So what’s classical (viz. GB) Case Theory (CCT) a theory of? Hint: it’s not primarily about overt morphological case, though given some ancillary assumptions, it can be (and has been) extended to cover standard instances of morphological case in some languages. Nonetheless, as originally proposed by Jean Roger Vergnaud (JRV), it has nothing whatsoever to do with overt case. Rather, it is a theory of (some of) the filters proposed in “Filters and Control” by Chomsky and Lasnik (F&C).
What do the F&C filters do? They track the distribution of overt nominal expressions. (Overt) D/NPs are licit in some configurations and not in others. For example, they shun the subject positions of non-finite clauses (modulo ECM), they don’t like being complement to Ns or As, nor complements to passivized verbs. JRV’s proposal, outlined in his famous letter to Chomsky and Lasnik, is that it is possible to simplify the F&C theory if we reanalyze the key filters as case effects; specifically if we assume that nominals need case and that certain heads assign case to nominals in their immediate vicinity. Note, that JRV understood the kind of case he was proposing to be quite abstract. It was certainly not something evident from the surface morphology of a language. How do I know? Because F&C filters, and hence JRV’s CCT, was used to explain the distribution of all nominals in English and French and these two languages display very little overt morphology on most nominals. Thus, if CCT was to supplant filters (which was the intent) then the case at issue had to be abstract. The upshot: CCT always trucked in abstract case.

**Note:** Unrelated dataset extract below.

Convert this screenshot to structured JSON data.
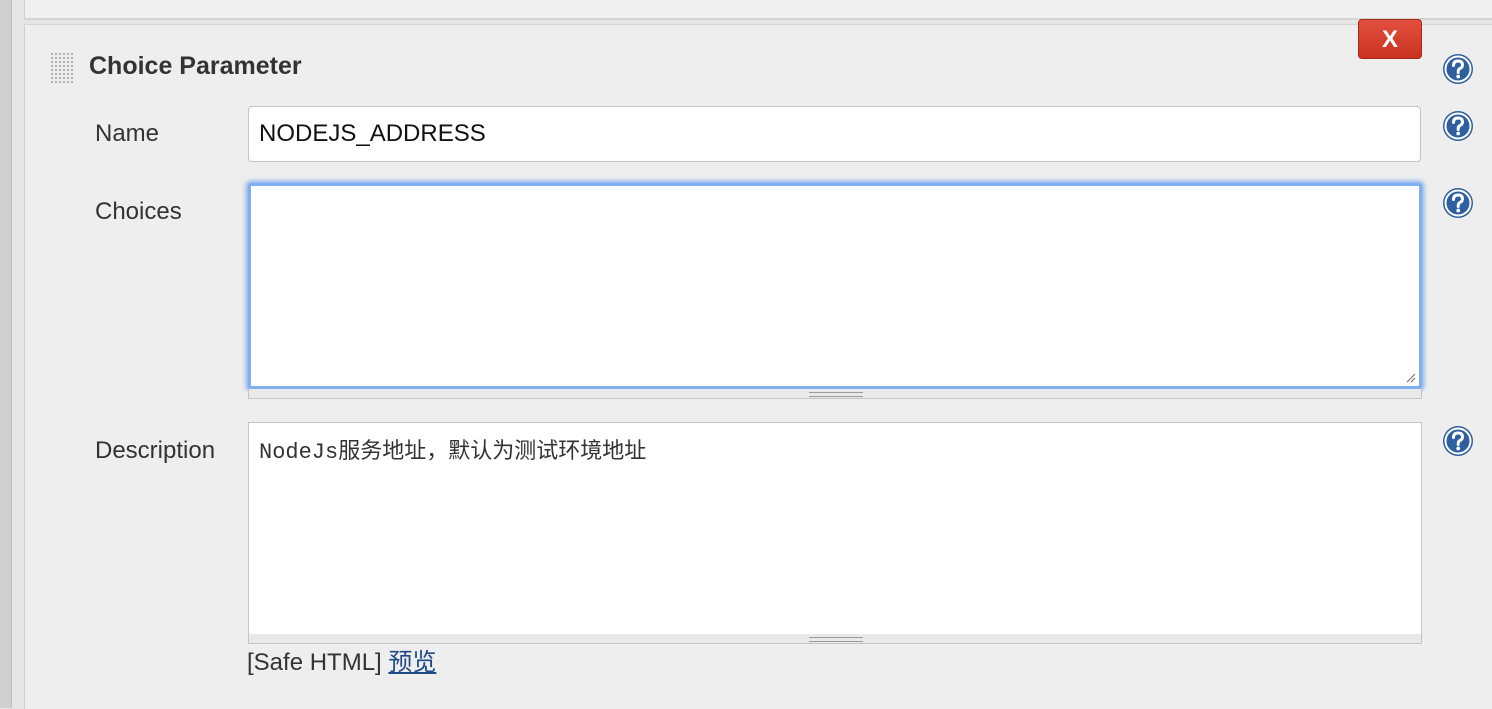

So what about morphologically overt case? Well, CCT can accommodate it if we add the assumption that abstract case, which applies universally to all nominals in all Gs to regulate their distribution, is morphologically expressed in some Gs (a standard GG maneuver). Do this and abstract case can serve as the basis of a theory of overt morphological case. But, and this is critical, the assumption that the mapping from abstract to concrete case can be phonetically pretty transparent is not a central feature of the CCT.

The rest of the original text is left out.